第69話 対峙 ②

 行灯とともに燃える巻物はあっという間にその原型を失っていく。

 描かれた虎の姿が見えなくなると、清流の中にあった恐怖も次第に小さくなっていった。

 我に返った清流は紅蓮に顔を向けると、彼女の名前を呼びながら駆け寄った。

 「紅蓮、こっちへ」

 彼女の手を引き、急いで毒丸から引き離す。

 大丈夫か、と清流が尋ねるより早く、紅蓮が口を開いた。

 「清流、もう大丈夫よ。巻物は燃やしたから」

 微笑んでそう口にする彼女に清流は驚いたまま、

 「ど、どうしてあんな無茶を……」

 「あなたがとても怯えていたから、どうにかしないとと思ったの」

 「何もあそこまでしなくても」

 「行灯あんどんを持って来ていたことを思い出したから、その火を使おうと思ったのよ」

 そう話した後、紅蓮は毒丸に顔を向けた。

 毒丸はこちらを恨めしく睨んだまま、その場を動こうとしない。

 そんな彼を見据えたまま、紅蓮が口を開いた。

 「あなた、お姉さまがいたでしょう?」

 「だったら、何だってんだ?」

 「その後ろにあるのは、お姉さま方のお墓ね?」

 「ああ、そうさ」

 毒丸が背後にちらりと視線を向ける。

 清流も彼の背後に並んでいる二つの石を凝視した。

 (あれが墓なのか?)

 人間の墓を何度か見たことがあるが、彼の後ろにある石は自分の知っているものよりもずいぶんと小さい。
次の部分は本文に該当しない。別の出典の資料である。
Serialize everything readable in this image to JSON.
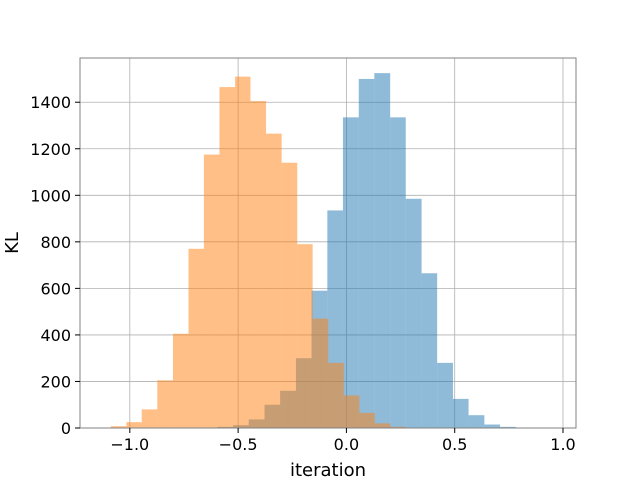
{
  "chart_data": {
    "type": "bar",
    "title": "",
    "xlabel": "iteration",
    "ylabel": "KL",
    "xlim": [
      -1.23,
      1.06
    ],
    "ylim": [
      0,
      1590
    ],
    "xticks": [
      -1.0,
      -0.5,
      0.0,
      0.5,
      1.0
    ],
    "xtick_labels": [
      "−1.0",
      "−0.5",
      "0.0",
      "0.5",
      "1.0"
    ],
    "yticks": [
      0,
      200,
      400,
      600,
      800,
      1000,
      1200,
      1400
    ],
    "ytick_labels": [
      "0",
      "200",
      "400",
      "600",
      "800",
      "1000",
      "1200",
      "1400"
    ],
    "grid": true,
    "legend": "none",
    "series": [
      {
        "color": "#1f77b4",
        "opacity": 0.5,
        "bins": [
          {
            "x0": -0.668,
            "x1": -0.596,
            "count": 1
          },
          {
            "x0": -0.596,
            "x1": -0.523,
            "count": 5
          },
          {
            "x0": -0.523,
            "x1": -0.451,
            "count": 12
          },
          {
            "x0": -0.451,
            "x1": -0.378,
            "count": 37
          },
          {
            "x0": -0.378,
            "x1": -0.306,
            "count": 100
          },
          {
            "x0": -0.306,
            "x1": -0.233,
            "count": 160
          },
          {
            "x0": -0.233,
            "x1": -0.161,
            "count": 300
          },
          {
            "x0": -0.161,
            "x1": -0.088,
            "count": 590
          },
          {
            "x0": -0.088,
            "x1": -0.016,
            "count": 935
          },
          {
            "x0": -0.016,
            "x1": 0.057,
            "count": 1335
          },
          {
            "x0": 0.057,
            "x1": 0.129,
            "count": 1500
          },
          {
            "x0": 0.129,
            "x1": 0.202,
            "count": 1525
          },
          {
            "x0": 0.202,
            "x1": 0.274,
            "count": 1335
          },
          {
            "x0": 0.274,
            "x1": 0.347,
            "count": 985
          },
          {
            "x0": 0.347,
            "x1": 0.419,
            "count": 665
          },
          {
            "x0": 0.419,
            "x1": 0.492,
            "count": 280
          },
          {
            "x0": 0.492,
            "x1": 0.564,
            "count": 125
          },
          {
            "x0": 0.564,
            "x1": 0.637,
            "count": 55
          },
          {
            "x0": 0.637,
            "x1": 0.709,
            "count": 15
          },
          {
            "x0": 0.709,
            "x1": 0.782,
            "count": 5
          },
          {
            "x0": 0.782,
            "x1": 0.854,
            "count": 2
          },
          {
            "x0": 0.854,
            "x1": 0.927,
            "count": 1
          }
        ]
      },
      {
        "color": "#ff7f0e",
        "opacity": 0.5,
        "bins": [
          {
            "x0": -1.16,
            "x1": -1.088,
            "count": 2
          },
          {
            "x0": -1.088,
            "x1": -1.016,
            "count": 8
          },
          {
            "x0": -1.016,
            "x1": -0.945,
            "count": 25
          },
          {
            "x0": -0.945,
            "x1": -0.873,
            "count": 80
          },
          {
            "x0": -0.873,
            "x1": -0.801,
            "count": 205
          },
          {
            "x0": -0.801,
            "x1": -0.729,
            "count": 405
          },
          {
            "x0": -0.729,
            "x1": -0.658,
            "count": 770
          },
          {
            "x0": -0.658,
            "x1": -0.586,
            "count": 1175
          },
          {
            "x0": -0.586,
            "x1": -0.514,
            "count": 1465
          },
          {
            "x0": -0.514,
            "x1": -0.443,
            "count": 1510
          },
          {
            "x0": -0.443,
            "x1": -0.371,
            "count": 1405
          },
          {
            "x0": -0.371,
            "x1": -0.299,
            "count": 1265
          },
          {
            "x0": -0.299,
            "x1": -0.227,
            "count": 1140
          },
          {
            "x0": -0.227,
            "x1": -0.156,
            "count": 790
          },
          {
            "x0": -0.156,
            "x1": -0.084,
            "count": 470
          },
          {
            "x0": -0.084,
            "x1": -0.012,
            "count": 280
          },
          {
            "x0": -0.012,
            "x1": 0.06,
            "count": 140
          },
          {
            "x0": 0.06,
            "x1": 0.131,
            "count": 65
          },
          {
            "x0": 0.131,
            "x1": 0.203,
            "count": 20
          },
          {
            "x0": 0.203,
            "x1": 0.275,
            "count": 5
          },
          {
            "x0": 0.275,
            "x1": 0.347,
            "count": 2
          }
        ]
      }
    ]
  }
}
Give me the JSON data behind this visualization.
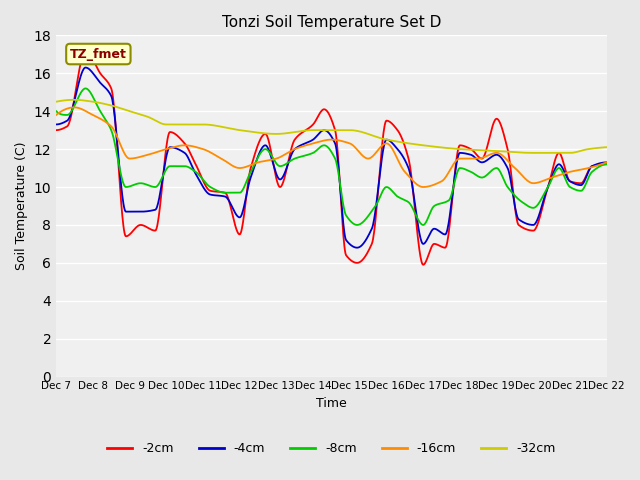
{
  "title": "Tonzi Soil Temperature Set D",
  "xlabel": "Time",
  "ylabel": "Soil Temperature (C)",
  "ylim": [
    0,
    18
  ],
  "yticks": [
    0,
    2,
    4,
    6,
    8,
    10,
    12,
    14,
    16,
    18
  ],
  "annotation_text": "TZ_fmet",
  "annotation_color": "#8B0000",
  "annotation_bg": "#FFFFCC",
  "annotation_border": "#8B8B00",
  "series_colors": [
    "#FF0000",
    "#0000CD",
    "#00CC00",
    "#FF8C00",
    "#CCCC00"
  ],
  "series_labels": [
    "-2cm",
    "-4cm",
    "-8cm",
    "-16cm",
    "-32cm"
  ],
  "xtick_labels": [
    "Dec 7",
    "Dec 8",
    "Dec 9",
    "Dec 10",
    "Dec 11",
    "Dec 12",
    "Dec 13",
    "Dec 14",
    "Dec 15",
    "Dec 16",
    "Dec 17",
    "Dec 18",
    "Dec 19",
    "Dec 20",
    "Dec 21",
    "Dec 22"
  ],
  "background_color": "#E8E8E8",
  "plot_bg": "#F0F0F0",
  "grid_color": "#FFFFFF",
  "figsize": [
    6.4,
    4.8
  ],
  "dpi": 100,
  "red_keypoints_x": [
    0.0,
    0.3,
    0.8,
    1.2,
    1.5,
    1.9,
    2.3,
    2.7,
    3.1,
    3.5,
    3.8,
    4.2,
    4.6,
    5.0,
    5.3,
    5.7,
    6.1,
    6.5,
    7.0,
    7.3,
    7.6,
    7.9,
    8.2,
    8.6,
    9.0,
    9.3,
    9.6,
    10.0,
    10.3,
    10.6,
    11.0,
    11.3,
    11.6,
    12.0,
    12.3,
    12.6,
    13.0,
    13.4,
    13.7,
    14.0,
    14.3,
    14.6,
    15.0
  ],
  "red_keypoints_y": [
    13.0,
    13.2,
    17.2,
    16.0,
    15.2,
    7.4,
    8.0,
    7.7,
    12.9,
    12.3,
    11.2,
    9.8,
    9.7,
    7.5,
    11.0,
    12.8,
    10.0,
    12.5,
    13.3,
    14.1,
    13.0,
    6.4,
    6.0,
    7.0,
    13.5,
    13.0,
    11.5,
    5.9,
    7.0,
    6.8,
    12.2,
    12.0,
    11.5,
    13.6,
    12.0,
    8.0,
    7.7,
    10.0,
    11.8,
    10.3,
    10.2,
    11.1,
    11.2
  ],
  "blue_keypoints_x": [
    0.0,
    0.3,
    0.8,
    1.2,
    1.5,
    1.9,
    2.3,
    2.7,
    3.1,
    3.5,
    3.8,
    4.2,
    4.6,
    5.0,
    5.3,
    5.7,
    6.1,
    6.5,
    7.0,
    7.3,
    7.6,
    7.9,
    8.2,
    8.6,
    9.0,
    9.3,
    9.6,
    10.0,
    10.3,
    10.6,
    11.0,
    11.3,
    11.6,
    12.0,
    12.3,
    12.6,
    13.0,
    13.4,
    13.7,
    14.0,
    14.3,
    14.6,
    15.0
  ],
  "blue_keypoints_y": [
    13.3,
    13.5,
    16.3,
    15.5,
    14.8,
    8.7,
    8.7,
    8.8,
    12.1,
    11.8,
    10.7,
    9.6,
    9.5,
    8.4,
    10.5,
    12.2,
    10.4,
    12.0,
    12.5,
    13.0,
    12.3,
    7.2,
    6.8,
    7.8,
    12.5,
    12.0,
    11.0,
    7.0,
    7.8,
    7.5,
    11.8,
    11.7,
    11.3,
    11.7,
    11.0,
    8.3,
    8.0,
    10.0,
    11.2,
    10.3,
    10.1,
    11.1,
    11.3
  ],
  "green_keypoints_x": [
    0.0,
    0.3,
    0.8,
    1.2,
    1.5,
    1.9,
    2.3,
    2.7,
    3.1,
    3.5,
    3.8,
    4.2,
    4.6,
    5.0,
    5.3,
    5.7,
    6.1,
    6.5,
    7.0,
    7.3,
    7.6,
    7.9,
    8.2,
    8.7,
    9.0,
    9.3,
    9.6,
    10.0,
    10.3,
    10.7,
    11.0,
    11.3,
    11.6,
    12.0,
    12.3,
    12.7,
    13.0,
    13.4,
    13.7,
    14.0,
    14.3,
    14.6,
    15.0
  ],
  "green_keypoints_y": [
    14.0,
    13.8,
    15.2,
    14.0,
    13.0,
    10.0,
    10.2,
    10.0,
    11.1,
    11.1,
    10.8,
    10.0,
    9.7,
    9.7,
    10.8,
    12.0,
    11.1,
    11.5,
    11.8,
    12.2,
    11.5,
    8.5,
    8.0,
    9.0,
    10.0,
    9.5,
    9.2,
    8.0,
    9.0,
    9.3,
    11.0,
    10.8,
    10.5,
    11.0,
    10.0,
    9.2,
    8.9,
    10.0,
    11.0,
    10.0,
    9.8,
    10.8,
    11.2
  ],
  "orange_keypoints_x": [
    0.0,
    0.5,
    1.0,
    1.5,
    2.0,
    2.5,
    3.0,
    3.5,
    4.0,
    4.5,
    5.0,
    5.5,
    6.0,
    6.5,
    7.0,
    7.5,
    8.0,
    8.5,
    9.0,
    9.5,
    10.0,
    10.5,
    11.0,
    11.5,
    12.0,
    12.5,
    13.0,
    13.5,
    14.0,
    14.5,
    15.0
  ],
  "orange_keypoints_y": [
    13.8,
    14.2,
    13.8,
    13.2,
    11.5,
    11.7,
    12.0,
    12.2,
    12.0,
    11.5,
    11.0,
    11.3,
    11.5,
    12.0,
    12.3,
    12.5,
    12.3,
    11.5,
    12.3,
    10.8,
    10.0,
    10.3,
    11.5,
    11.5,
    11.8,
    11.0,
    10.2,
    10.5,
    10.8,
    11.0,
    11.3
  ],
  "yellow_keypoints_x": [
    0.0,
    0.5,
    1.0,
    1.5,
    2.0,
    2.5,
    3.0,
    3.5,
    4.0,
    5.0,
    6.0,
    7.0,
    8.0,
    9.0,
    10.0,
    11.0,
    12.0,
    13.0,
    14.0,
    14.5,
    15.0
  ],
  "yellow_keypoints_y": [
    14.5,
    14.6,
    14.5,
    14.3,
    14.0,
    13.7,
    13.3,
    13.3,
    13.3,
    13.0,
    12.8,
    13.0,
    13.0,
    12.5,
    12.2,
    12.0,
    11.9,
    11.8,
    11.8,
    12.0,
    12.1
  ]
}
 「だから、女物の着物をお前に持って来させたんだよ。姉貴たちは上等な着物なんて着たことはなかったからな」

 少しの間、沈黙が流れた。

 それを破るように、再び紅蓮が口を開いた。

 「あなたのことを思い出したのよ。あなたが野次馬と言った時」

 彼女の脳裏にあの頃の記憶が蘇る。


 ――――――


 母親と一緒に市場へ行った帰り、人だかりが出来ていたので試しに覗いてみれば、何やら数人の人の姿。

 好奇心の強かった紅蓮は、人と人の隙間を通り抜けて一番前に出た。

 そこには、役人と思われる男たちが数名、その近くには腕を拘束された、大人の男女と自分よりも年上の女の人が二人、自分と同じくらいの年と思われる男の子が一人。

 大人の男の着物には血が付いていた。

 少しの間、呆然としているとふいに視線を感じた。そちらを見れば、同じ年くらいの男の子が自分を睨むように見ている。

 話しかけようとした時、人だかりから母親が出て来た。

 そして、自分の目を塞いで、母は言った。

 「見るんじゃありません」

 叱るようにそう言うと、母に手を引かれてそこを後にしたのだ。


 ――――――


 「やっと思い出したか?」

 毒丸が尋ねる。その目は暗く淀んでいて、全く光がない。その光のない目で今度は清流を捉える。

 「お前は知らないだろ? 人間に差があるなんて」

 「人間に差?」

 「十年以上前に殺人があった。男が自分の母親を殺したんだ。この国で親を殺しても死罪は免れる。その代わり、二度と同じ場所に戻ることは許されない。

 殺したヤツもその家族もまとめて非ず者と呼ばれて、別の場所に住まわされる」

 清流の頭の中に以前見た光景が蘇った。

 毒丸と初めて会った日に見た、粗末な長屋で身体を横にして眠る人間たちの姿だ。

 着ている着物は毒丸と同じくボロボロだった。

 (だから、皆あんな場所で眠っていたのか)

 母親を殺した男とは毒丸の父親のことだろう。

 清流がそんなことを考えていると、

 「非ず者の集落に連れて行かれる時、侮蔑の視線を寄こす野次馬どもの中に、ずいぶん金持ちそうなヤツがいるなと思った。あんまりこっちを見ているもんだから、文句の一つでも言ってやろうと思ったんだがな」

 「そんな勝手な理由で紅蓮をこんな目に遭わせたのか?」

 語気を強める清流に毒丸は薄っすらと笑みを浮かべた。

 「だから、言ったろ? 魍魎のお前には分からねえって」

 口元は笑っていても、彼の目は相変わらず暗いままだった。